Da niedergelassene Ärzte nach § 95 Abs. 3 Satz 1 SGB V zur Teilnahme an der vertragsärztlichen Versorgung verpflichtet sind, müssen sie ihren Versorgungsauftrag auch in Zeiten von Corona erfüllen. Wird die vertragsärztliche Tätigkeit nicht ausgeübt, kann der Zulassungsausschuss das Ruhen der Zulassung, im schlimmsten Fall sogar deren Entzug beschließen. 

2. Kann die Behandlung eines Patienten mit Verdacht auf Covid-19 durch den Vertragsarzt abgelehnt werden? 

Ärzte sind aufgrund ihres Versorgungsauftrages auch in der aktuellen Situation zur Behandlung der Versicherten verpflichtet. Nur in begründeten Einzelfällen darf die Behandlung abgelehnt werden, etwa wenn dem Arzt eine Behandlungsübernahme nicht zumutbar ist. Insbesondere wenn Ärzte selbst zur Risikogruppe gehören, müssen sie sich der Gefahr einer persönlichen schweren Erkrankung nicht aussetzen und dürfen die Behandlung ablehnen. Das Interesse des Versicherten an der Behandlung tritt in dem Fall zurück. Es muss dann eine Vorstellung im Krankenhaus erfolgen. 

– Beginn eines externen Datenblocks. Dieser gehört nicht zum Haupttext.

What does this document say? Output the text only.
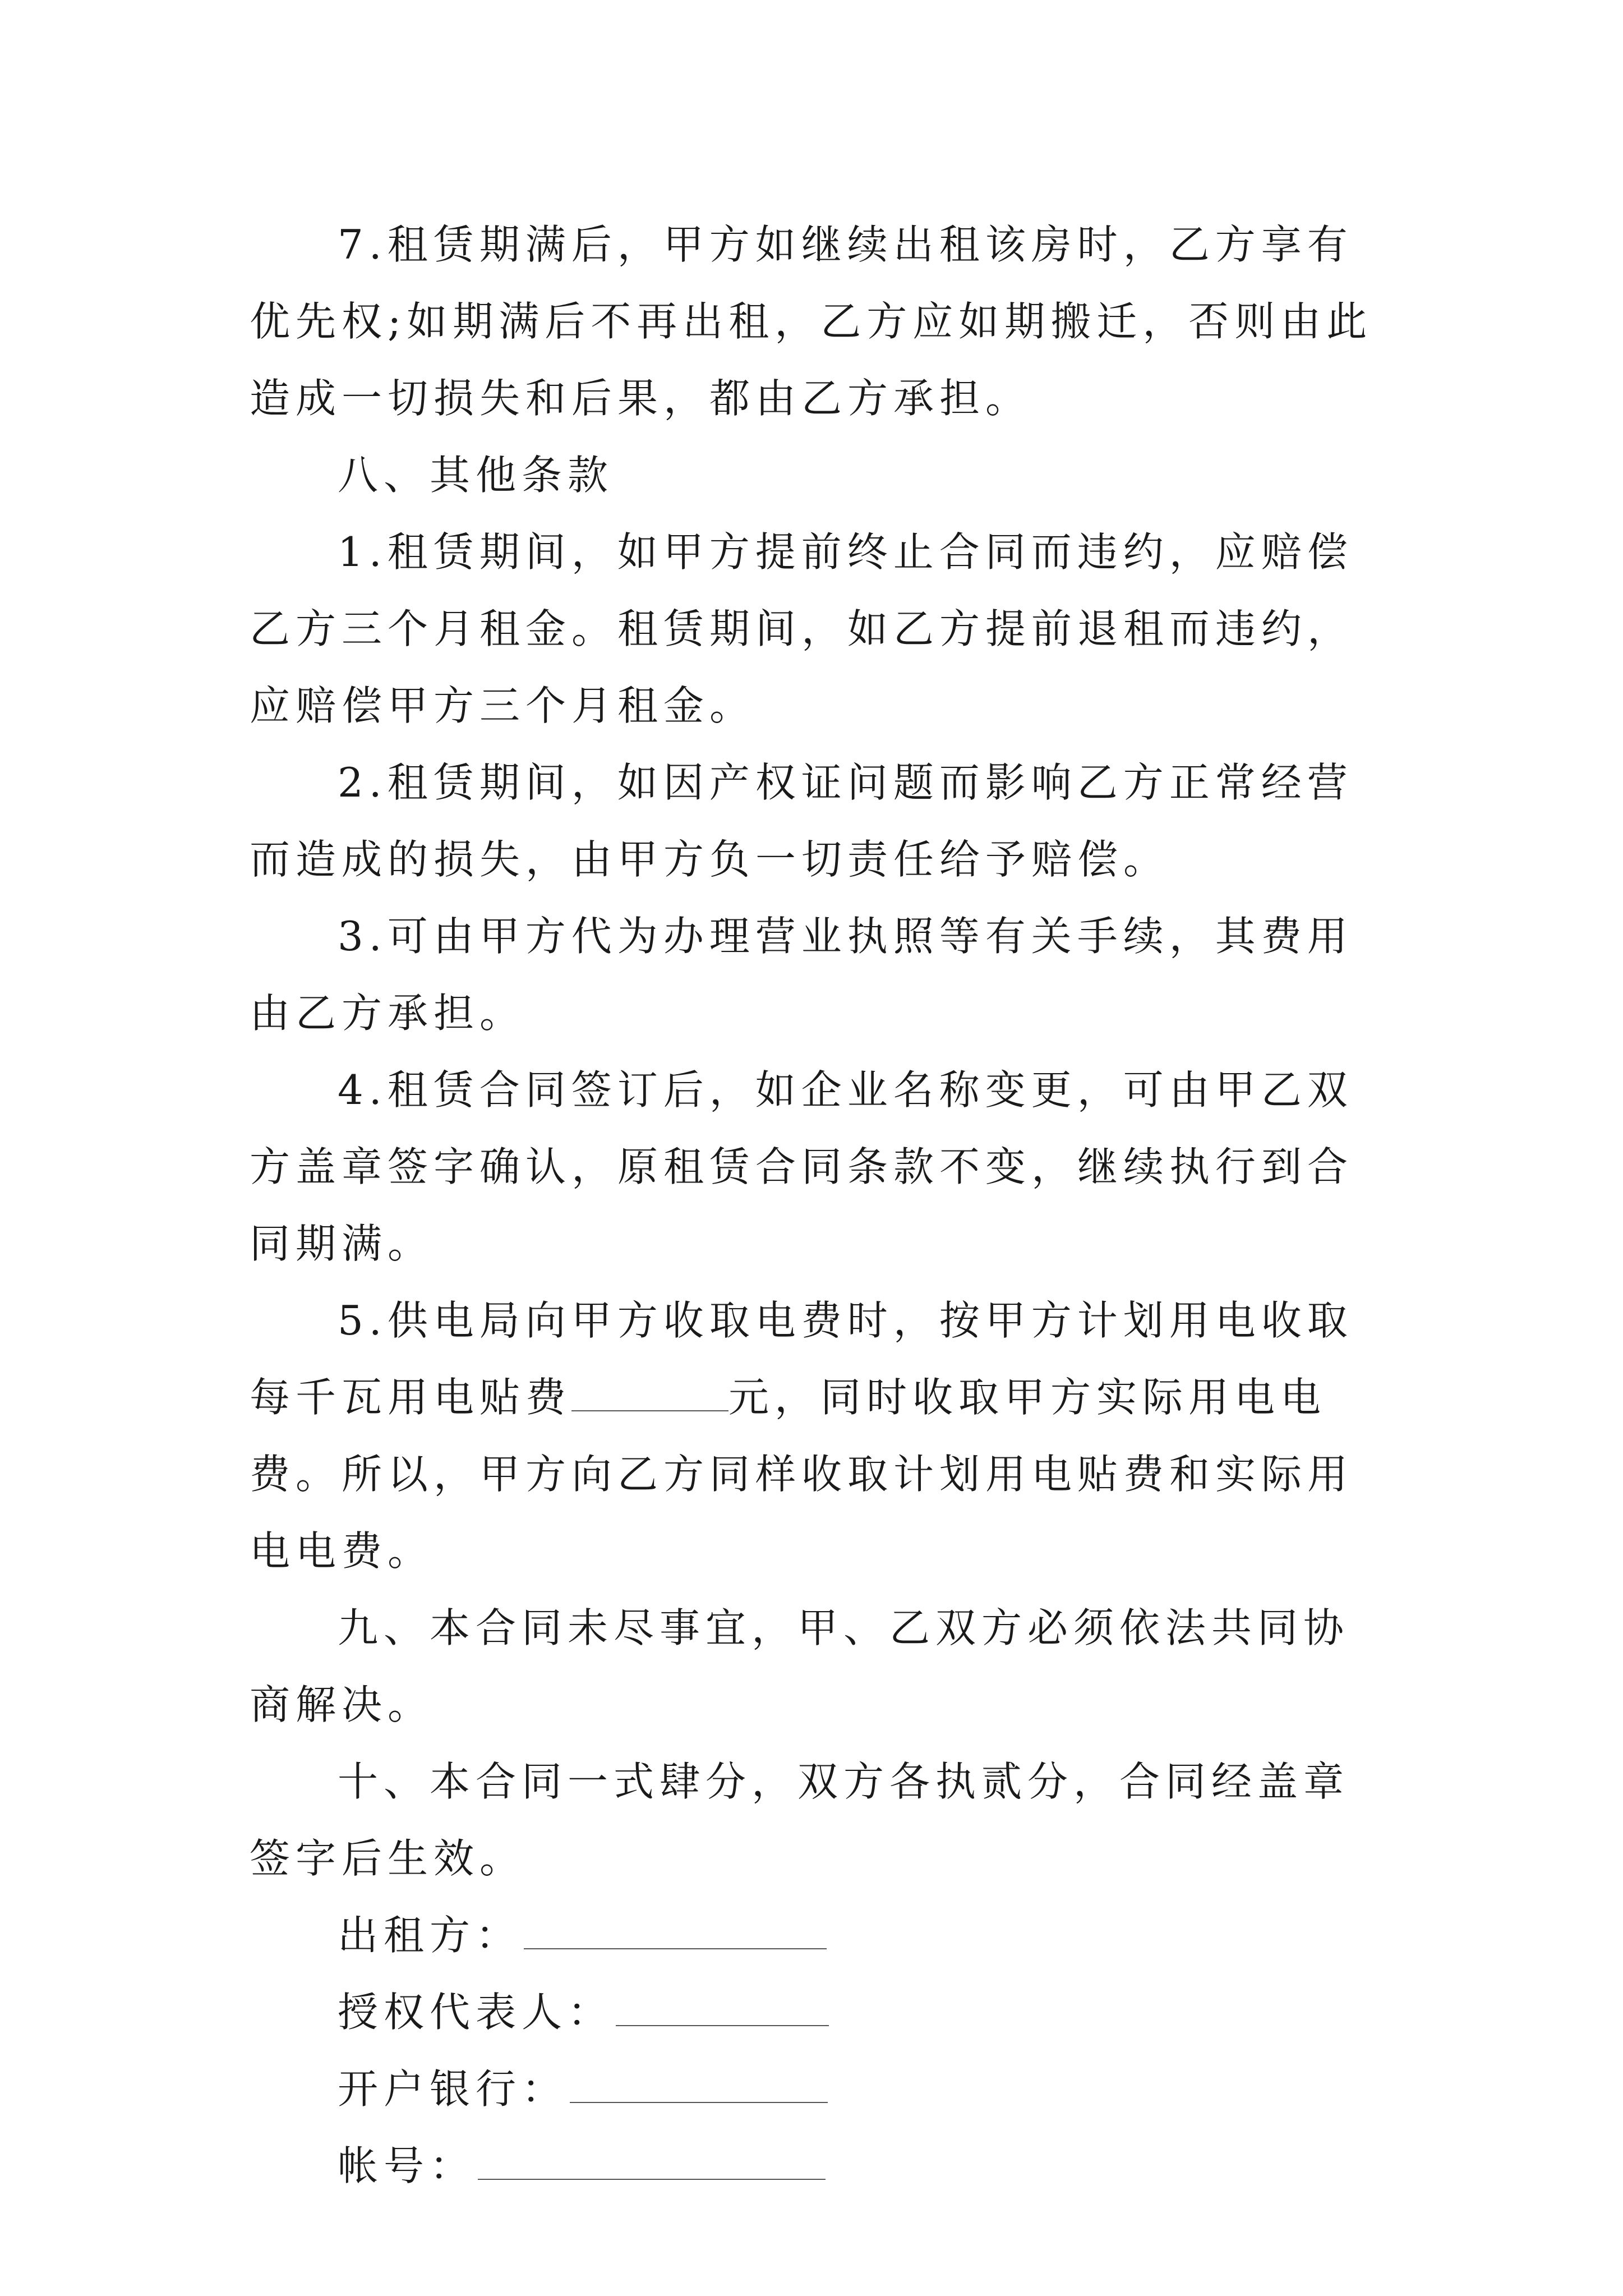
7.租赁期满后，甲方如继续出租该房时，乙方享有优先权;如期满后不再出租，乙方应如期搬迁，否则由此造成一切损失和后果，都由乙方承担。

八、其他条款

1.租赁期间，如甲方提前终止合同而违约，应赔偿乙方三个月租金。租赁期间，如乙方提前退租而违约，应赔偿甲方三个月租金。

2.租赁期间，如因产权证问题而影响乙方正常经营而造成的损失，由甲方负一切责任给予赔偿。

3.可由甲方代为办理营业执照等有关手续，其费用由乙方承担。

4.租赁合同签订后，如企业名称变更，可由甲乙双方盖章签字确认，原租赁合同条款不变，继续执行到合同期满。

5.供电局向甲方收取电费时，按甲方计划用电收取每千瓦用电贴费	元，同时收取甲方实际用电电费。所以，甲方向乙方同样收取计划用电贴费和实际用电电费。

九、本合同未尽事宜，甲、乙双方必须依法共同协商解决。

十、本合同一式肆分，双方各执贰分，合同经盖章签字后生效。

出租方：
授权代表人：
开户银行：
帐号：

3. Muss medizinisches Personal in der Patientenversorgung mitarbeiten, wenn persönliche Gesundheitsrisiken (z. B. Vorerkrankungen) bestehen? 

Arbeitnehmer müssen trotz der Corona-Pandemie ihrer Arbeitsverpflichtung nachkommen. Etwas anderes gilt nur, wenn die Erbringung der Leistung im Einzelfall unzumutbar ist, insbesondere bei vorerkrankten oder aus sonstigen Gründen zur Risikogruppe gehörenden Personen. Ratsam kann es sein, sich die spezielle Gesundheitsgefährdung nachweisbar attestieren zu lassen. Der Arbeitgeber hat dann im Rahmen seiner Fürsorgepflicht weniger gefährdende Einsatzmöglichkeiten zu prüfen. Nimmt der Arbeitgeber keine Rücksicht und besteht in Kenntnis aller Umstände auf der Versorgung von Covid-19-Patienten durch den betroffenen Mitarbeiter, welcher sich in der Folge nachweislich infiziert und ggf. Folgeschäden davonträgt, macht er sich wegen schuldhafter Verletzung seiner Fürsorgepflichten schadenersatzpflichtig. 

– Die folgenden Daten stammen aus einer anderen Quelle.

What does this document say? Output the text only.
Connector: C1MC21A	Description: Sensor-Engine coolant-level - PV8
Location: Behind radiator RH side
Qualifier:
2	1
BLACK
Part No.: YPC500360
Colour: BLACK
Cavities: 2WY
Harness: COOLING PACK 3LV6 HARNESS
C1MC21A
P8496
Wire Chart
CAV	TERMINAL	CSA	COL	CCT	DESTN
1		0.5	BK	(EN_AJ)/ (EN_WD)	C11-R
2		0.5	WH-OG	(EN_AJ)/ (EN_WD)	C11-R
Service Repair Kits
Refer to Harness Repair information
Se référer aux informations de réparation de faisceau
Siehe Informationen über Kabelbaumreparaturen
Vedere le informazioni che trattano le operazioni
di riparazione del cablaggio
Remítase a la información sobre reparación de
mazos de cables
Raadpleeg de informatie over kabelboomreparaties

4. Welche Folgen hat ein ungeschützter Kontakt zu Corona-positiven Patienten für das medizinische Personal nach den aktuellen Empfehlungen des RKI? 

Das medizinische Personal in Arztpraxis und Krankenhaus wird nach Kategorie Ia („Hohes Expositionsrisiko“) und Kategorie Ib („Begrenztes Expositionsrisiko“) unterschieden. Bei nachweislichem Kontakt mit einem Corona-positiven Patienten ist nach den Empfehlungen des RKI bei Personalmangel für das medizinische Personal keine 14-tägige Quarantäne mehr vorgesehen. Kontaktpersonen Ia dürfen schon nach 7-tägiger Quarantäne mit Mund-Nasen-Schutz (MNS) wieder arbeiten, wenn sie symptomfrei sind.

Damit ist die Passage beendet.